1972: A race riot breaks out aboard the aircraft carrier USS Kitty Hawk (CVA-63) while conducting Operation Linebacker in the Gulf of Tonkin. With resentment simmering from a recent racial incident on shore leave in Subic Bay, Philippines, nearly 200 black sailors assaulted and injured a number of white crewmen, several of whom had to be evacuated to shore-based hospitals for treatment. Post-event investigation exposed resentment at perceived assignment of black sailors to menial and degrading duties, and the perception that white sailors got more lenient treatment at Captain’s Mast (non-judicial punishment under the UCMJ). CDR Benjamin Cloud (who was black), the Executive Officer of the ship, helped diffuse the situation and got most of the malcontents back to their stations prior to the next day’s flight operations. Nineteen sailors were eventually found guilty of charges related to the riot. It does not take much linguistic imagination to call this event a mutiny, but you won’t hear the word from official Navy sources. What the event did trigger was hair-trigger awareness of any perceived racial slights between black and white sailors. A second, eerily similar mutiny occurred within a month aboard USS Constellation (CVA-64).
1975: First broadcast of Saturday Night Live, with hosts George Carlin and Andy Kauffman.
1977: The Supreme Soviet adopts the 4th Soviet Constitution of the Union of Soviet Socialist Republics.
1984: Terrorists from the Provisional wing of the Irish Republican Army set off a massive time bomb at a hotel in Bristol, UK, where the Conservative Party is holding a conference. Prime Minister Margaret Thatcher was the explicit target of the blast, but she survived. 5 others were killed, 31 wounded. Mrs. Thatcher took pains to hold the next day’s meetings on schedule in defiance of the terrorists.
1985: The Italian cruise liner Achille Lauro is hijacked by terrorists of the Palestinian Liberation Organization. The cretins who captured the ship took wheelchair-bound American tourist Leon Klinghoffer to the upper deck, shot him in the head, and then rolled him and his chair into the cold Mediterranean.
1993: After 103 days of rain, broken levees and farms and towns wiped off the map, the Mississippi River at Saint Louis finally dips below flood stage.

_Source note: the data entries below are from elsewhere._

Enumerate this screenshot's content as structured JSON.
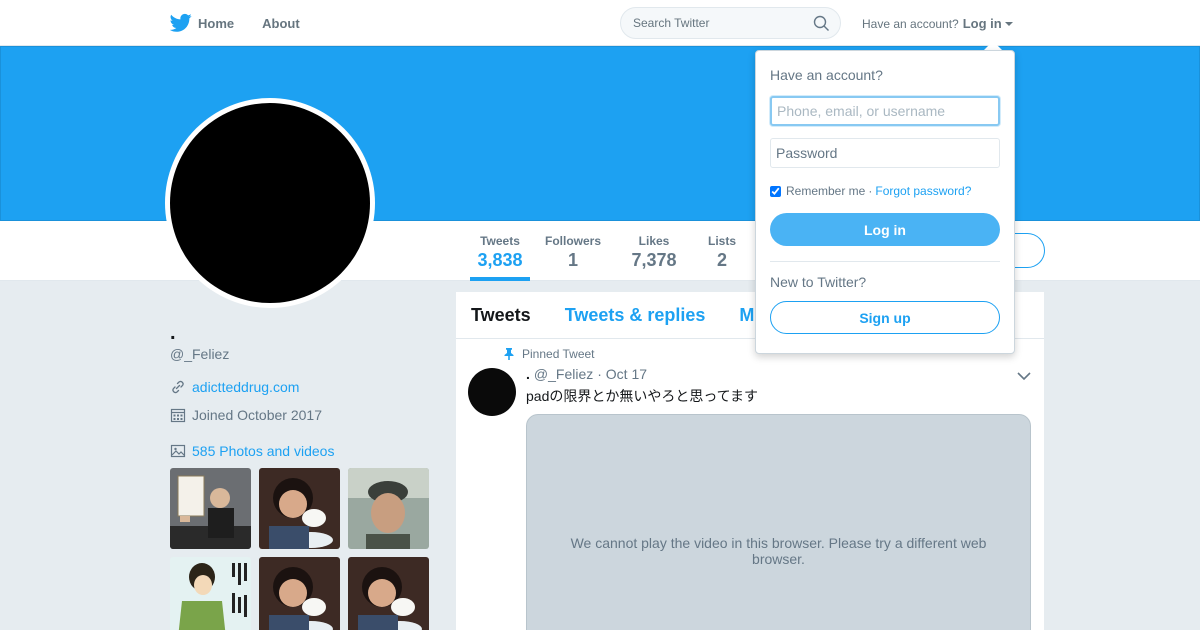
{
  "nav": {
    "home_label": "Home",
    "about_label": "About",
    "search_placeholder": "Search Twitter",
    "have_account": "Have an account?",
    "login_label": "Log in"
  },
  "colors": {
    "brand": "#1da1f2",
    "banner": "#1da1f2",
    "background": "#e6ecf0"
  },
  "profile": {
    "name": ".",
    "handle": "@_Feliez",
    "website": "adictteddrug.com",
    "joined": "Joined October 2017",
    "photos_label": "585 Photos and videos"
  },
  "stats": [
    {
      "label": "Tweets",
      "value": "3,838",
      "active": true
    },
    {
      "label": "Followers",
      "value": "1"
    },
    {
      "label": "Likes",
      "value": "7,378"
    },
    {
      "label": "Lists",
      "value": "2"
    }
  ],
  "timeline": {
    "tabs": [
      "Tweets",
      "Tweets & replies",
      "M"
    ],
    "pinned_label": "Pinned Tweet",
    "tweet": {
      "name": ".",
      "handle": "@_Feliez",
      "date": "· Oct 17",
      "text": "padの限界とか無いやろと思ってます",
      "video_message": "We cannot play the video in this browser. Please try a different web browser."
    }
  },
  "login_dropdown": {
    "title": "Have an account?",
    "username_placeholder": "Phone, email, or username",
    "password_placeholder": "Password",
    "remember_label": "Remember me",
    "separator": "·",
    "forgot_label": "Forgot password?",
    "login_button": "Log in",
    "new_label": "New to Twitter?",
    "signup_button": "Sign up"
  },
  "media_thumbnails": [
    "photo-sign",
    "photo-girl-rice",
    "photo-man-cap",
    "photo-manga",
    "photo-girl-rice",
    "photo-girl-rice"
  ]
}
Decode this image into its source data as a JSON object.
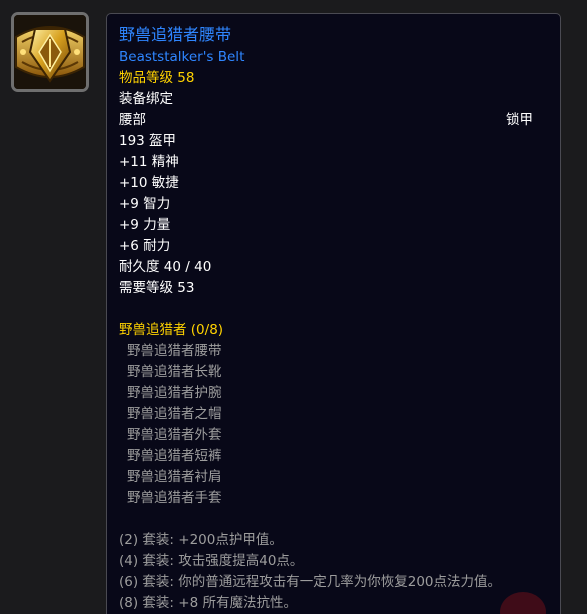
{
  "item": {
    "name": "野兽追猎者腰带",
    "english_name": "Beaststalker's Belt",
    "item_level": "物品等级 58",
    "binding": "装备绑定",
    "slot": "腰部",
    "armor_type": "锁甲",
    "armor": "193 盔甲",
    "stats": [
      "+11 精神",
      "+10 敏捷",
      "+9 智力",
      "+9 力量",
      "+6 耐力"
    ],
    "durability": "耐久度 40 / 40",
    "required_level": "需要等级 53",
    "icon": "golden-belt-icon"
  },
  "set": {
    "title": "野兽追猎者 (0/8)",
    "pieces": [
      "野兽追猎者腰带",
      "野兽追猎者长靴",
      "野兽追猎者护腕",
      "野兽追猎者之帽",
      "野兽追猎者外套",
      "野兽追猎者短裤",
      "野兽追猎者衬肩",
      "野兽追猎者手套"
    ],
    "bonuses": [
      "(2) 套装: +200点护甲值。",
      "(4) 套装: 攻击强度提高40点。",
      "(6) 套装: 你的普通远程攻击有一定几率为你恢复200点法力值。",
      "(8) 套装: +8 所有魔法抗性。"
    ]
  },
  "colors": {
    "background": "#1b1b1d",
    "tooltip_bg": "#080818",
    "item_name": "#2f86ff",
    "highlight": "#ffd200",
    "inactive": "#9d9d9d",
    "text": "#ffffff"
  }
}
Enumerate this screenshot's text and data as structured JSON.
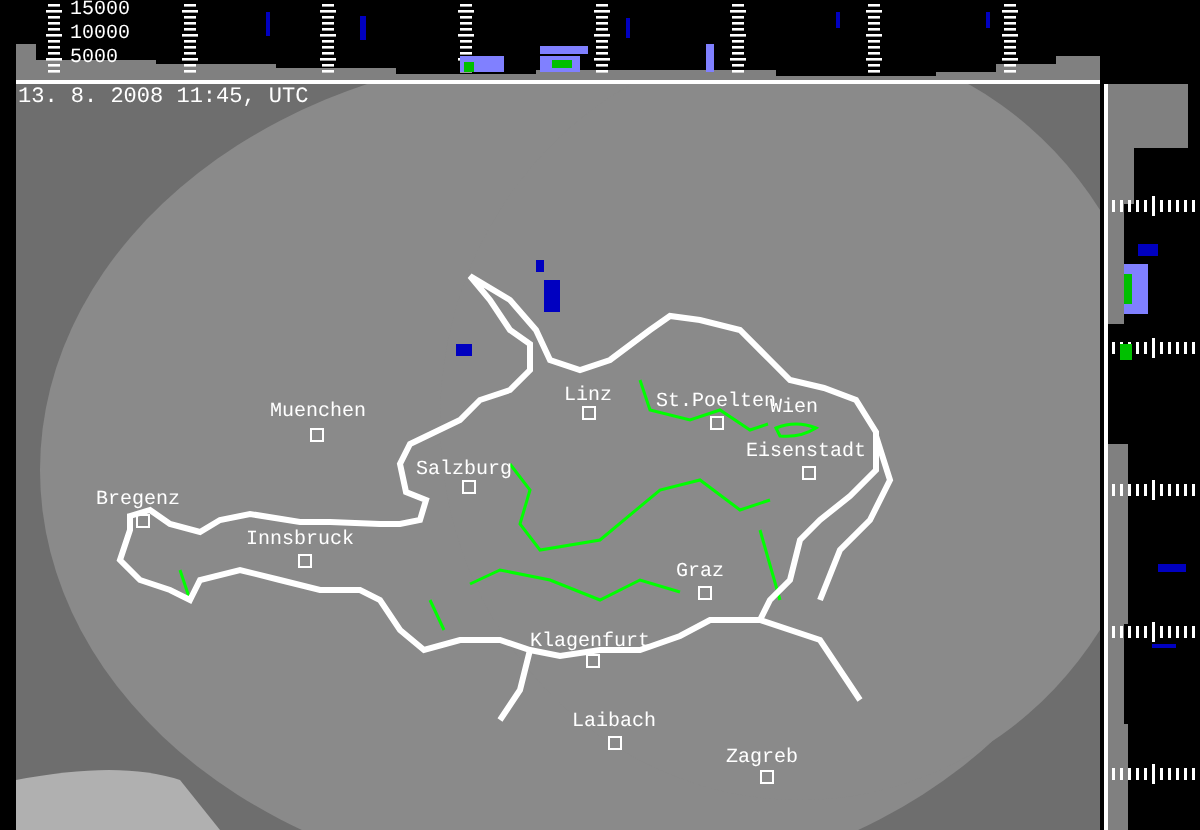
{
  "altitude_labels": [
    "15000",
    "10000",
    "5000"
  ],
  "timestamp": "13. 8. 2008 11:45, UTC",
  "cities": [
    {
      "name": "Muenchen",
      "has_marker": true
    },
    {
      "name": "Bregenz",
      "has_marker": true
    },
    {
      "name": "Innsbruck",
      "has_marker": true
    },
    {
      "name": "Salzburg",
      "has_marker": true
    },
    {
      "name": "Linz",
      "has_marker": true
    },
    {
      "name": "St.Poelten",
      "has_marker": true
    },
    {
      "name": "Wien",
      "has_marker": false
    },
    {
      "name": "Eisenstadt",
      "has_marker": true
    },
    {
      "name": "Graz",
      "has_marker": true
    },
    {
      "name": "Klagenfurt",
      "has_marker": true
    },
    {
      "name": "Laibach",
      "has_marker": true
    },
    {
      "name": "Zagreb",
      "has_marker": true
    }
  ]
}
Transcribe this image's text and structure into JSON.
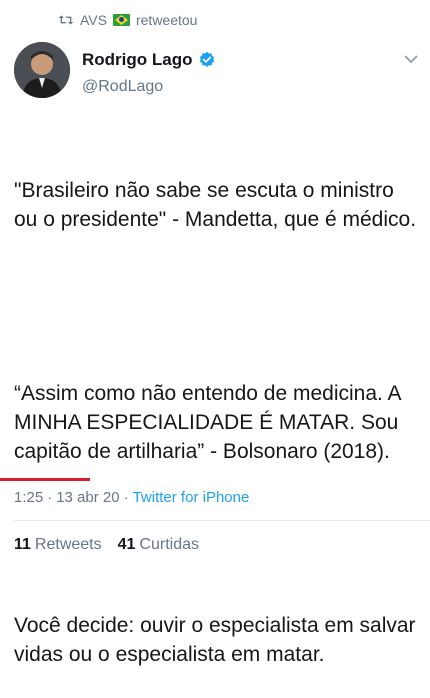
{
  "retweet_banner": {
    "user": "AVS",
    "flag_icon": "brazil-flag-icon",
    "action": "retweetou"
  },
  "author": {
    "name": "Rodrigo Lago",
    "handle": "@RodLago",
    "verified": true
  },
  "tweet": {
    "paragraph1": "\"Brasileiro não sabe se escuta o ministro ou o presidente\" - Mandetta, que é médico.",
    "paragraph2": "“Assim como não entendo de medicina. A MINHA ESPECIALIDADE É MATAR. Sou capitão de artilharia” - Bolsonaro (2018).",
    "paragraph3": "Você decide: ouvir o especialista em salvar vidas ou o especialista em matar."
  },
  "meta": {
    "time": "1:25",
    "sep1": "·",
    "date": "13 abr 20",
    "sep2": "·",
    "source": "Twitter for iPhone"
  },
  "stats": {
    "retweets_count": "11",
    "retweets_label": "Retweets",
    "likes_count": "41",
    "likes_label": "Curtidas"
  },
  "colors": {
    "accent": "#1da1f2",
    "muted": "#657786",
    "annotation_underline": "#d81e2c"
  }
}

2000: During pierside refueling in the port of Aden, Yemen, two Islamic terrorists carefully moor what looks like a service barge alongside the USS Cole (DDG-67). They pass lines across to the sailors on deck, step back toward the center of their craft, smile and salute the Americans. Then they trigger a huge explosion that blows themselves to smithereens, also killing 17 American sailors, injuring 39, and opening a 40-foot gash in the side of the ship. Quick response from the ship’s damage control teams helped control the flooding and fire, saving the ship from what could easily have been a mortal wound. Cole was lifted back to the States for repairs and upgrades, and was back in service after 14 months. She is currently homeported in Norfolk, VA.
2001: One month after the horrific attacks of 9/11, the Executive Branch of the US government, with the massive concurrence of both houses of Congress, establishes the Office of Homeland Security, led by former Pennsylvania governor Tom Ridge, and charged with doing for domestic security what DOD does for international security.